Quote of the day

Paul Craig Roberts, long a conservative, wrote:

Economic policy in the United States and Europe has failed, and people are suffering.

Economic policy failed for three reasons: (1) policymakers focused on enabling offshoring corporations to move middle class jobs, and the consumer demand, tax base, GDP, and careers associated with the jobs, to foreign countries, such as China and India, where labor is inexpensive; (2) policymakers permitted financial deregulation that unleashed fraud and debt leverage on a scale previously unimaginable; (3) policymakers responded to the resulting financial crisis by imposing austerity on the population and running the printing press in order to bail out banks and prevent any losses to the banks regardless of the cost to national economies and innocent parties.

Later on, Roberts observed: “This is what economic policy in the West has become — a tool of the wealthy used to enrich themselves by spreading poverty among the rest of the population.” Roberts refers here to what James Galbraith called the Predator State. Roberts eventually concluded his article with:

For four years interest rates, when properly measured, have been negative. Americans are getting by, maintaining living standards, by consuming their capital. Even those with a cushion are eating their seed corn. The path that the US economy is on means that the number of Americans without resources to sustain them will be rising. Considering the extraordinary political incompetence of the Democratic Party, the right wing of the Republican Party, which is committed to eliminating income support programs, could find itself in power. If the right-wing Republicans implement their program, the US will be beset with political and social instability. As Gerald Celente says, “when people have have nothing left to lose, they lose it.”

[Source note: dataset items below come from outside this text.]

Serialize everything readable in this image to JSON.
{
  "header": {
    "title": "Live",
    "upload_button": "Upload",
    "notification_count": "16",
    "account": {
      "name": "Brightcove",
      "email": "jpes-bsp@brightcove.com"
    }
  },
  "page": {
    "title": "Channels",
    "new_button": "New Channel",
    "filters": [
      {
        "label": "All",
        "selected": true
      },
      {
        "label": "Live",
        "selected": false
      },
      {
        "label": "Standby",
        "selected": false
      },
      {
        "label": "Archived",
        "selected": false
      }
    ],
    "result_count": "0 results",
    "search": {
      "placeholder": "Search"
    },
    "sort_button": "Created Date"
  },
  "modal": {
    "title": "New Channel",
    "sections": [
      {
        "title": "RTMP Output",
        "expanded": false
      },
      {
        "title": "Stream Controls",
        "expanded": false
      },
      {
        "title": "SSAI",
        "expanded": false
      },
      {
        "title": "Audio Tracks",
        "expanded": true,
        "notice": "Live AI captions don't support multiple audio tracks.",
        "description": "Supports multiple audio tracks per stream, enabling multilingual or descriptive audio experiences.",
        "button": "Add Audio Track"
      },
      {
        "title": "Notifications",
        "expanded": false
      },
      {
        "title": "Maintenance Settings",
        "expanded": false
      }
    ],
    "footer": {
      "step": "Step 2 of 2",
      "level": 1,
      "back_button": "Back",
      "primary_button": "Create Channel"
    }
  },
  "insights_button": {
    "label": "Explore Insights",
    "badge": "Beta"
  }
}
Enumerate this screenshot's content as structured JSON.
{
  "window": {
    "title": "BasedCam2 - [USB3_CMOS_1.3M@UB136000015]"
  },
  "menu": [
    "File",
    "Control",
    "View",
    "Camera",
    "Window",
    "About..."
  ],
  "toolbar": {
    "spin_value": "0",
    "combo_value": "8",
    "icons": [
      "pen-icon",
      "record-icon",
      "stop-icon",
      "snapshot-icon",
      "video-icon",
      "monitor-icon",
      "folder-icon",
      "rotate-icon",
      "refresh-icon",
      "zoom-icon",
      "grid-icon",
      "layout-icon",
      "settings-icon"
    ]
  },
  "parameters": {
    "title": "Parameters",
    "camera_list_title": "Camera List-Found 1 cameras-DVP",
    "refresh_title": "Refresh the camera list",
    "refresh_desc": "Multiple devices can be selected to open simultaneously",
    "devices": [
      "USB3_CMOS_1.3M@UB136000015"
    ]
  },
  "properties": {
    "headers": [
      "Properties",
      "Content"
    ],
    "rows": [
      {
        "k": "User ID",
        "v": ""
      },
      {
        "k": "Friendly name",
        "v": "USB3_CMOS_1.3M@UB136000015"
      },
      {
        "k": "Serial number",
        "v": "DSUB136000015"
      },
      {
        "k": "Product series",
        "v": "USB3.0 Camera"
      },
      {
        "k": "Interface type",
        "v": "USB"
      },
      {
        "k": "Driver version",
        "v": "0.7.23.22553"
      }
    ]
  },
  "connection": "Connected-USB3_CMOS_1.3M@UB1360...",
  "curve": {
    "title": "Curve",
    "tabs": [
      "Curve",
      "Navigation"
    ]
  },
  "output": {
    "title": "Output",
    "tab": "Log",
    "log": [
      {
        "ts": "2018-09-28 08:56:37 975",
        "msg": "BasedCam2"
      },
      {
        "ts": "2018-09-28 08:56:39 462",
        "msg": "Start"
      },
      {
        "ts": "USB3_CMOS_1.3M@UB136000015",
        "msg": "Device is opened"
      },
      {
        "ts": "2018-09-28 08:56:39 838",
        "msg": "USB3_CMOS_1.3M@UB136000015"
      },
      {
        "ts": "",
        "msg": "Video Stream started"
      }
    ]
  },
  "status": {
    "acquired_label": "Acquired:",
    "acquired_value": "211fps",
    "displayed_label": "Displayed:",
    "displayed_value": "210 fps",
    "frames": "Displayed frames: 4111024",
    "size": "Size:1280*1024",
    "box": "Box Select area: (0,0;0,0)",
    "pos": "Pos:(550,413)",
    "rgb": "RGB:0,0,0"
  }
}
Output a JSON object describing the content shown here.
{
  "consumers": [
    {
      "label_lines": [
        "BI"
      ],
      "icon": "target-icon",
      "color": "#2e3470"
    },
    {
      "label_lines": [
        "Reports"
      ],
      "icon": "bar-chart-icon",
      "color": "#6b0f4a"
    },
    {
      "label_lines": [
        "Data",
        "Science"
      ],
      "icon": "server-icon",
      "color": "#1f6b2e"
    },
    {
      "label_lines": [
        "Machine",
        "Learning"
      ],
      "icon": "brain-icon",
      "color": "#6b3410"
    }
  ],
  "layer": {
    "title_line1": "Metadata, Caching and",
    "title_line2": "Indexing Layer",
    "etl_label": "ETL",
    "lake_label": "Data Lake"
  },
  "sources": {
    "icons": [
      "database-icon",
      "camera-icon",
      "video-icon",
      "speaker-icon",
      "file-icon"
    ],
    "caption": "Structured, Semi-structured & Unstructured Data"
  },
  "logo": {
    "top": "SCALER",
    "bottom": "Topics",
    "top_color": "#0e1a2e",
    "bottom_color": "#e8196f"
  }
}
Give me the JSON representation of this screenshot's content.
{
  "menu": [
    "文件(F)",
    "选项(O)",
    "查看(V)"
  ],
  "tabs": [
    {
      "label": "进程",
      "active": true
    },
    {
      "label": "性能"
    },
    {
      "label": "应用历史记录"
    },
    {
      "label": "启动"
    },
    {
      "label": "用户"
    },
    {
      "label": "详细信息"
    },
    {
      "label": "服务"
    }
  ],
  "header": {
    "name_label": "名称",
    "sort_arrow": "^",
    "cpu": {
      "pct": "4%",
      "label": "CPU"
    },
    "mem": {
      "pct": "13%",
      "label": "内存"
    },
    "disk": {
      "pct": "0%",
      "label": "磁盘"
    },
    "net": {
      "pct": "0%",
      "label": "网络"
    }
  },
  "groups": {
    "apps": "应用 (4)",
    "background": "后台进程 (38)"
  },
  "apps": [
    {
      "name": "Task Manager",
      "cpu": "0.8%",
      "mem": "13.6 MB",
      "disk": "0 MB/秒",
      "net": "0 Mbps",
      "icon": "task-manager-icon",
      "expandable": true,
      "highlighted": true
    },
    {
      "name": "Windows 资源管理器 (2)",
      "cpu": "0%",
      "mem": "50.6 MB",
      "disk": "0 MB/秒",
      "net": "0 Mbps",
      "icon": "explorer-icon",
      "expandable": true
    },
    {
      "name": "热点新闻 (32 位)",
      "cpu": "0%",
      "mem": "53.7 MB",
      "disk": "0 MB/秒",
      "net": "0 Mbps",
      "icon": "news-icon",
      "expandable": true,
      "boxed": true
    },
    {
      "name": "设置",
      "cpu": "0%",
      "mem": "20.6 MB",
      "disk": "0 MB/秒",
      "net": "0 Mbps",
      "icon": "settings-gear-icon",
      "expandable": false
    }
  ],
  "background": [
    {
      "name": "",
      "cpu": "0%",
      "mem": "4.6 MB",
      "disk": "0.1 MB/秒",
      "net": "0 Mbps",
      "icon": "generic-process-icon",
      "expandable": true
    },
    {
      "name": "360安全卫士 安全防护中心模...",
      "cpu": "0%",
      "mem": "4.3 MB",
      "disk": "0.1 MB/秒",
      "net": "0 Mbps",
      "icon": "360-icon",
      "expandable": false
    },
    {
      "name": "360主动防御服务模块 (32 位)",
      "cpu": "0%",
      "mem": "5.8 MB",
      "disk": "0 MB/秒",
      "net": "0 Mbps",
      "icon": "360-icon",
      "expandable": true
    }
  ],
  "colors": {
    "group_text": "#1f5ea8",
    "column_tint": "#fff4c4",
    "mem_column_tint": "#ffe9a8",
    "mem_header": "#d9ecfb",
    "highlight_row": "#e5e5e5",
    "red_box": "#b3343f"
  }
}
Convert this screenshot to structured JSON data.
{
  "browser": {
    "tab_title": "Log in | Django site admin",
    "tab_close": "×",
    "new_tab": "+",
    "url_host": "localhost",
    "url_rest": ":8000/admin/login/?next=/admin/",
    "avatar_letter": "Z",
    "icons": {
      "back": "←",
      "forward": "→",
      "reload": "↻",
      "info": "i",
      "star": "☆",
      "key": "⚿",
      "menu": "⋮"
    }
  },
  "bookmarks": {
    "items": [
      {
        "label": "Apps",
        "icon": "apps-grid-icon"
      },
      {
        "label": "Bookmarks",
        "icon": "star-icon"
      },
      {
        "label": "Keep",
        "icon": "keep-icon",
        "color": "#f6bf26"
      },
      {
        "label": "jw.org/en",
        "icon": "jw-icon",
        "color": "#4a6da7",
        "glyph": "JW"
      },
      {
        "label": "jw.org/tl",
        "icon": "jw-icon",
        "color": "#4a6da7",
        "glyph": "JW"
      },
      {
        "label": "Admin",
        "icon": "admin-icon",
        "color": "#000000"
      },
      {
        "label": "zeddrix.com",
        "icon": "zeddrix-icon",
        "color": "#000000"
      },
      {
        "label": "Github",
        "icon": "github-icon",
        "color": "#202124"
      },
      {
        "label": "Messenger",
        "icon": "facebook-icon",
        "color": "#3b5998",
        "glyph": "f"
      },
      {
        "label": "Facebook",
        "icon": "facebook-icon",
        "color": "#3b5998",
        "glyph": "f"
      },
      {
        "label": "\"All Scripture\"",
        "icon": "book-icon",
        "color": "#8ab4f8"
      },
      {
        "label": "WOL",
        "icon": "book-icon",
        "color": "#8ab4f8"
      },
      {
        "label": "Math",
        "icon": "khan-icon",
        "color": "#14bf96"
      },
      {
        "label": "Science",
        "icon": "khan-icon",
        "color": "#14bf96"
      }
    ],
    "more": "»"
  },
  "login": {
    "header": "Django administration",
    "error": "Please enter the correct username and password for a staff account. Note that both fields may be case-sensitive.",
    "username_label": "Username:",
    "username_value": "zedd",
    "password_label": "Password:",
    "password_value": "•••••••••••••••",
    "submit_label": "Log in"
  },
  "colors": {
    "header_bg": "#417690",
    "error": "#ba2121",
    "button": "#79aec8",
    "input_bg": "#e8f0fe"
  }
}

One point I wish to make: I do not believe the Democratic Party is as incompetent as Roberts suggests; I do believe instead that the Democratic Party is as morally, culturally and politically bankrupt as the Republican Party, including that party’s most reactionary component. Competence is not the problem for the Democrats. The problem broadly considered can be found in the political commitments of the two parties and the structural constraints which make creating an opposition party and opposition movements so difficult. To my mind, this broadly construed problem reflects the essence of the duopoly party system: There exists no viable alternative to the status quo — it’s the duopoly parties and non plus ultra.